The Royal Bank of Scotland has hired a City law firm to investigate claims it treated its small business customers to unscrupulous behaviour.
The beleaguered bank was hit yesterday by the publication of two reports criticising its lending practices and its treatment of small firms.
Businessman Lawrence Tomlinson, the “entrepreneur in residence” at the Department for Business, Innovation and Skills, published a report claiming RBS had deliberately forced companies into default to seize their properties.
Mr Tomlinson, who has been compiling the report independently for the past six months, concentrates the allegations on the turnaround division at RBS – its Global Restructuring Group (GRG).

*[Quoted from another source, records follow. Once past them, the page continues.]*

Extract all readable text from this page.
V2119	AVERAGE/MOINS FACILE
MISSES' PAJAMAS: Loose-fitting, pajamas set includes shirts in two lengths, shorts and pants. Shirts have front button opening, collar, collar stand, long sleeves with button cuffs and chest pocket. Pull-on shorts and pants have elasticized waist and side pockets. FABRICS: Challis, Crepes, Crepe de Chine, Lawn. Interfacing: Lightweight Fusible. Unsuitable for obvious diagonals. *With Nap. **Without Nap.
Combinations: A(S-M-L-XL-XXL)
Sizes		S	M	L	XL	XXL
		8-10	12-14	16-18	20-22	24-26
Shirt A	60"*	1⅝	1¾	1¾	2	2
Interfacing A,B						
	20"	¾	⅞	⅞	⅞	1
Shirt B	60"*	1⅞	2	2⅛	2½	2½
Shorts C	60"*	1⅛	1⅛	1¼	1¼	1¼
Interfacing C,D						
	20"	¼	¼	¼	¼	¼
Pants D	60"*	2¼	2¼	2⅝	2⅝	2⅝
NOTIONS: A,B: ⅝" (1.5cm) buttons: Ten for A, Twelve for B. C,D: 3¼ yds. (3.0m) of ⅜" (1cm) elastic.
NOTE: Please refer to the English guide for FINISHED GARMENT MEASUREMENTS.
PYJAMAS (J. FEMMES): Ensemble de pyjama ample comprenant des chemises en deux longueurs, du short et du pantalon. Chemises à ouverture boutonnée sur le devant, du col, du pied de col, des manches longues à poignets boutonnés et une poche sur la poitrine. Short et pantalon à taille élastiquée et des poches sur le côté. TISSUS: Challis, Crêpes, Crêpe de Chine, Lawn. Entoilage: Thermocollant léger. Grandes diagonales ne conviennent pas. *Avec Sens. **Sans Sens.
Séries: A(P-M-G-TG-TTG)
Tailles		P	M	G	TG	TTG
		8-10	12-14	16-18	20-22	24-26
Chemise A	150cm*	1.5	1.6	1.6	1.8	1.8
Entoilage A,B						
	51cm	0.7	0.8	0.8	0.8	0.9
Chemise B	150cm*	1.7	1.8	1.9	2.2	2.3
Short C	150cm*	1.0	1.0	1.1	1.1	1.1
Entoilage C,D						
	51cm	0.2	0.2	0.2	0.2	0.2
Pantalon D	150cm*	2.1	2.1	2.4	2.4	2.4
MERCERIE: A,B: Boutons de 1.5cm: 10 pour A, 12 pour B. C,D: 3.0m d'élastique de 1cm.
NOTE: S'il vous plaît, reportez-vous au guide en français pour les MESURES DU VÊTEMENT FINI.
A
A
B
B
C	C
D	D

The division handles loans classed as being risky and is understood to have the power to scrap loan deals, impose inflated interest rates and charge hefty penalties.
The bank’s chief executive, Ross McEwan, published a letter sent to Sir Andrew Large, the former Bank of England deputy governor who led the second review which released its details over the weekend.
The RBS chief did not make direct reference to the Tomlinson report, but acknowledged that some customers in distress described in Sir Andrew’s review said they were “angry about the treatment they received”.
He wrote: “To ensure our customers can have full confidence in our commitment to them, I have asked the law firm Clifford Chance to conduct an inquiry into this matter, reporting back to me in the new year.”
In the letter, Mr McEwan also pledged RBS would write to thousands more businesses setting out how much more the bank was willing to lend them. It had already offered £4billion in this way, and this would go up to £10billion.
He said the bank was working to enable all but the most complex lending decisions to be taken within five days of all necessary information being received – a process that can currently take months. Mr McEwan admitted RBS “over-corrected for the reckless lending practices that broke this bank five years ago”.
“We can never return to those days again and your report recognises the steps we have taken to re-balance and stabilise the bank.”
According to the review by former Bank of England Deputy Governor Andrew Large, only 10% of the companies that go into the unit end up entering insolvency proceedings.
But the chairman of the Treasury Committee, Andrew Tyrie MP, added further pressure on the bank.
In a statement, he said the two reports “make clear that there is a fundamental cultural problem with RBS’ lending to and treatment of SMEs”.
He added: “This is unwelcome but not wholly surprising. It confirms what my Parliamentary colleagues and I have been hearing for a number of years and which was, at various times, vigorously rebutted by RBS.
“RBS’ SME lending has serious problems. Any remedy must be real enough to force big cultural change and to convince would-be SME borrowers. It remains to be seen whether the planned internal re-organisation will suffice.”